Azure 云平台用 SQOOP 将 SQL server 2012 数据表导入 HIVE / HBASE

My name is Farooq and I am with HDinsight support team here at Microsoft. In this blog I will try to give some brief overview of Sqoop in HDinsight and then use an example of importing data from a Windows Azure SQL Database table to HDInsight cluster to demonstrate how you can get stated with Sqoop in HDInsight.

What is Sqoop?

Sqoop is an Apache project and part of Hadoop ecosystem. It allows data transfer between Hadoop\HDInsight cluster and relational databases such as SQL, Oracle, MySQL etc. Sqoop is a collection of related tools, for example import, export, list-all-tables, list-databases etc. To use Sqoop, you specify the tool you want to use and the arguments that control the tool. For more information on Sqoop please check Sqoop User Guide.

When do you need to use Sqoop?

You need to use Sqoop only when you are trying to import/export data between Hadoop and a relational Database. HDInsight provides a full-featured Hadoop Distributed File System (HDFS) over Windows Azure Blob storage (WABS) and if you want to upload data to HDInsight or WASB from any other source, for example from your local computer's file system then you should use any of the tools discussed in this article. The same article also discusses how to import data to HDFS from SQL Database/SQL Server using Sqoop. In this blog I will elaborate on the same with an example and try to provide more details information along the way.

 

What do I need to do for Sqoop to work in my HDInsight cluster?

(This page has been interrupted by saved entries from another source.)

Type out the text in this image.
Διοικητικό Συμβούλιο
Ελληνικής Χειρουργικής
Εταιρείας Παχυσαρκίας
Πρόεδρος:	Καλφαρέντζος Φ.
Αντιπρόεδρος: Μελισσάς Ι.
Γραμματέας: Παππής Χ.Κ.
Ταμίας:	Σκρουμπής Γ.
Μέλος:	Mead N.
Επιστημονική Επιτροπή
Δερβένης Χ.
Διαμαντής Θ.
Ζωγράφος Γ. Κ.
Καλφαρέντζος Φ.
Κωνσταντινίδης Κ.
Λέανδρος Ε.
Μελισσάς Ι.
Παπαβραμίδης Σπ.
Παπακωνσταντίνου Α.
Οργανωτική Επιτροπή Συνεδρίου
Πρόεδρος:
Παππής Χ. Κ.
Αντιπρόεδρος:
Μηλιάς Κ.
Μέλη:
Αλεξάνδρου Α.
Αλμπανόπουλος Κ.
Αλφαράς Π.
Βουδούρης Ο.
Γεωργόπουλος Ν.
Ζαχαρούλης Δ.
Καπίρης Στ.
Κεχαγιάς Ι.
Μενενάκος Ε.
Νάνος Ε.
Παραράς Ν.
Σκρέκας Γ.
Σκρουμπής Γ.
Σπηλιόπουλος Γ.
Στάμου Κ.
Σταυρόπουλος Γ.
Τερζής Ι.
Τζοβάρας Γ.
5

HDInsight 2.1 includes Sqoop 1.4.3. The Microsoft SQL Server SQOOP Connector for Hadoop is now part of Apache SQOOP 1.4. So you do not need to install the connector separately. All HDInsight clusters also have Microsoft SQL Server JDBC driver installed; so all components that are needed to transfer data between HDInsight cluster and SQL server are already installed in a HDI cluster and you do not have to install anything.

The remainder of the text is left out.